Pour moi, il ne s'agit pas d'argent. Il ne s'agit même pas de respect. Je ne m'attends pas à être respecté par une corporation de ce genre. Je suis dans une position qui me permet de ne pas être obligé d'accepter l'insulte qu'ils osent appeler une 'offre', et j'ai aussi les moyens d'en parler publiquement. Pour que, peut-être, le gars qui passera après moi ait une meilleure chance de recevoir l'argent qu'on lui doit - et peut-être que cet argent là pourra changer sa vie à ce moment là.
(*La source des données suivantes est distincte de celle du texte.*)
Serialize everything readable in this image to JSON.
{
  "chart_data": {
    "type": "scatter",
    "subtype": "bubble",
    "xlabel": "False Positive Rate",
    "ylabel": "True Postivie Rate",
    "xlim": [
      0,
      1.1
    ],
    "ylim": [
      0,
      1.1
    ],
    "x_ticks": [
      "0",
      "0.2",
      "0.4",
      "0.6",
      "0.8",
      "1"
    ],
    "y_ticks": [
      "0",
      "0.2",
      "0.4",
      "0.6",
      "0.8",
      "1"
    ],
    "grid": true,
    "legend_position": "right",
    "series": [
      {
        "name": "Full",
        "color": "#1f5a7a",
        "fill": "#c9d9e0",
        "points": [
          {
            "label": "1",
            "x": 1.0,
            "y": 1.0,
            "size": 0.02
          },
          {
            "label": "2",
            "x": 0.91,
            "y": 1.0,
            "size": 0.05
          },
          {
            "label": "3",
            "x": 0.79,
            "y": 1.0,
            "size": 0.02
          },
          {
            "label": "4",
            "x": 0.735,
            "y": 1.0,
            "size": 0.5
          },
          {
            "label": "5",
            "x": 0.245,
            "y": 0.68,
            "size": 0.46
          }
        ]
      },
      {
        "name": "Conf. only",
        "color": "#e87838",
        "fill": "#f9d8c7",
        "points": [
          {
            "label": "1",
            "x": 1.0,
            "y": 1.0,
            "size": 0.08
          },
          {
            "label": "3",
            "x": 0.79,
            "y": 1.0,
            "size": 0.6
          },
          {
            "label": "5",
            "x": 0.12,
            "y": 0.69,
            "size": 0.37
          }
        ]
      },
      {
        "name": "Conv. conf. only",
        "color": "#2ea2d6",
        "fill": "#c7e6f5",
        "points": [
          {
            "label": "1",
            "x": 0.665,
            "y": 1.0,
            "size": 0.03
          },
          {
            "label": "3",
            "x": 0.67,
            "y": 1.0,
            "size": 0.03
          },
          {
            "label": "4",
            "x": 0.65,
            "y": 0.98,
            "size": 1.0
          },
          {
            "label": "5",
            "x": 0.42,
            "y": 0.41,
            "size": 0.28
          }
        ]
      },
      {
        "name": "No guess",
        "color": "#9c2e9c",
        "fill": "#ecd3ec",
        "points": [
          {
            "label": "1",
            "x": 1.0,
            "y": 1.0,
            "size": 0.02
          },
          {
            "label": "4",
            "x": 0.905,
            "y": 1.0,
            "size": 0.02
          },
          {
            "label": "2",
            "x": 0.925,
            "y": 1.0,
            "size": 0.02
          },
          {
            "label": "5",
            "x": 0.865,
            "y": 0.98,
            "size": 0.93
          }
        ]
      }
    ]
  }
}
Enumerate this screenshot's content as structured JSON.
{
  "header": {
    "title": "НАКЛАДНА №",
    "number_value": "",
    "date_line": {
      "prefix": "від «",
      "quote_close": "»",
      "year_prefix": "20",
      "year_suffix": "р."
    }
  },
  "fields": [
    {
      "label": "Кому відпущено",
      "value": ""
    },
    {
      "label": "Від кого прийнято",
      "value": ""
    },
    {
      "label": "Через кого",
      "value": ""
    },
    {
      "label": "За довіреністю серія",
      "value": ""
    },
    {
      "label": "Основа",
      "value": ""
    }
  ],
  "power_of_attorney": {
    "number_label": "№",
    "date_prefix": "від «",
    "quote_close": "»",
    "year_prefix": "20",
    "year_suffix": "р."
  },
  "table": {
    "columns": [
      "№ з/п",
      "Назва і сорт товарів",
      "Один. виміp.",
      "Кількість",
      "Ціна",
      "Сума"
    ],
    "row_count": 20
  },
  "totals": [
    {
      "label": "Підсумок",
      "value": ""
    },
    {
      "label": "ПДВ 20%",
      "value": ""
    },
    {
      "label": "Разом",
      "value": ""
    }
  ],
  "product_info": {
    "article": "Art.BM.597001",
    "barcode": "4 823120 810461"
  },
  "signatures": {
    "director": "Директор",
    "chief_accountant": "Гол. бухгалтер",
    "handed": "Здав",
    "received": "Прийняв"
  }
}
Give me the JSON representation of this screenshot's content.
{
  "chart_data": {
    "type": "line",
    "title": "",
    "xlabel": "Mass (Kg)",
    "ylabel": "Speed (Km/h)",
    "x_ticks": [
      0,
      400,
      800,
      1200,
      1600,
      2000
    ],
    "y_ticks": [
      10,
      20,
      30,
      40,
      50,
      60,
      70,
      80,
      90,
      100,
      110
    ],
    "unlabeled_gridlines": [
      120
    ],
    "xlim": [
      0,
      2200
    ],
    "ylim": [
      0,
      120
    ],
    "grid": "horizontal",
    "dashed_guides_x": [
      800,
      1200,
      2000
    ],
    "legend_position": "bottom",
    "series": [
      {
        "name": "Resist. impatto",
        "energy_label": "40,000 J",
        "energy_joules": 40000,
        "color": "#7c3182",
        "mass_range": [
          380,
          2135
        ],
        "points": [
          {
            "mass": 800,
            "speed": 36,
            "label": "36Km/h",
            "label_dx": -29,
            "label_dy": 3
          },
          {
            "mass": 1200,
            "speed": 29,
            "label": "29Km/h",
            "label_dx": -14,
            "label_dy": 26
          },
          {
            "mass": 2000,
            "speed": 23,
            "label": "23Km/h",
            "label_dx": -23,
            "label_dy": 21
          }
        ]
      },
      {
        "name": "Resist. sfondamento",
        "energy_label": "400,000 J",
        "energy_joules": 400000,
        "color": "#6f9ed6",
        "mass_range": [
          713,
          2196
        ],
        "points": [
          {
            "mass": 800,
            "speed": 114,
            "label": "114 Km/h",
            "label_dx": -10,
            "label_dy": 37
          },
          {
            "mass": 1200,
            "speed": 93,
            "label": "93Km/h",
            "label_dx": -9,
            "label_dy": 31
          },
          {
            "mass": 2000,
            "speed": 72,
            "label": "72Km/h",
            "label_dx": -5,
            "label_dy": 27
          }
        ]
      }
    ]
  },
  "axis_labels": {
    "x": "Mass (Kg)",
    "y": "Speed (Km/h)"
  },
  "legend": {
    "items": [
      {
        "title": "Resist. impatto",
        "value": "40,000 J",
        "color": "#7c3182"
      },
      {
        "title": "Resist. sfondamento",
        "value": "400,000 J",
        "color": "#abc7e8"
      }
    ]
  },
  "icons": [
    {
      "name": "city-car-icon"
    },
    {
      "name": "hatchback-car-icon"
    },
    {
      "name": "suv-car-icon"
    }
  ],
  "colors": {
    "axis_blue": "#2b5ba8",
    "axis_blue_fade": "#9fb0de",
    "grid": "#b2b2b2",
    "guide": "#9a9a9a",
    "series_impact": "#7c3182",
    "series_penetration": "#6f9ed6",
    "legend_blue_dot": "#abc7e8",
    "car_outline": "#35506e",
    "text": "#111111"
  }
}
Je suis quelqu'un d'heureux au quotidien. Je ne suis pas écoeuré, je ne suis pas amer, parce que j'ai appris comment ce genre de choses fonctionnaient. Mais je sais aussi qu'il faut s'exprimer, parce que c'est comme ça que les choses changent, en en parlant."
Pour rappel, sans aller jusqu'à imaginer que les corporations pousseront jusqu'à l'utopie des droits d'auteurs restitués aux artistes sous contrat, Warner Bros. et DC Entertainment, qui fonctionnent sur le même principe que Marvel vis-à-vis de la captation des propriétés intellectuelles, ont la réputation d'être bien plus généreux que Disney envers leurs artistes. Jim Starlin a souvent blagué sur le fait d'avoir reçu plus d'argent de la part de DC Comics pour l'apparition de KGBeast dans Batman V Superman que de la part de Marvel pour Thanos, Drax et Gamora dans Guardians of the Galaxy vol. 1.
Autrement dit, un plus gros chèque pour un personnage secondaire avec moins de dix lignes de dialogues, contre trois des personnages principaux. Dans le cas des deux "franchises" que représenteraient l'univers Marvel et un éventuel univers DC, la marque Disney représente une part de marché plus importante que celle de Warner Bros. sur ses propres adaptations. Avengers Endgame, basé sur le travail du même Jim Starlin, a empoché 2,8 milliards de dollars au box office mondial. Marvel Studios n'a toujours pas réagi publiquement sur ce sujet de la rémunération des auteurs (en estimant probablement que le public sensible à ces sujets reste suffisamment réduit pour s'épargner de devoir affronter le problème), et ne compte apparemment pas faire évoluer ces pratiques, éternellement placées dans l'injustice des sommes versées aux équipes créatives depuis l'invention de Superman. Certaines traditions ont la vie dure.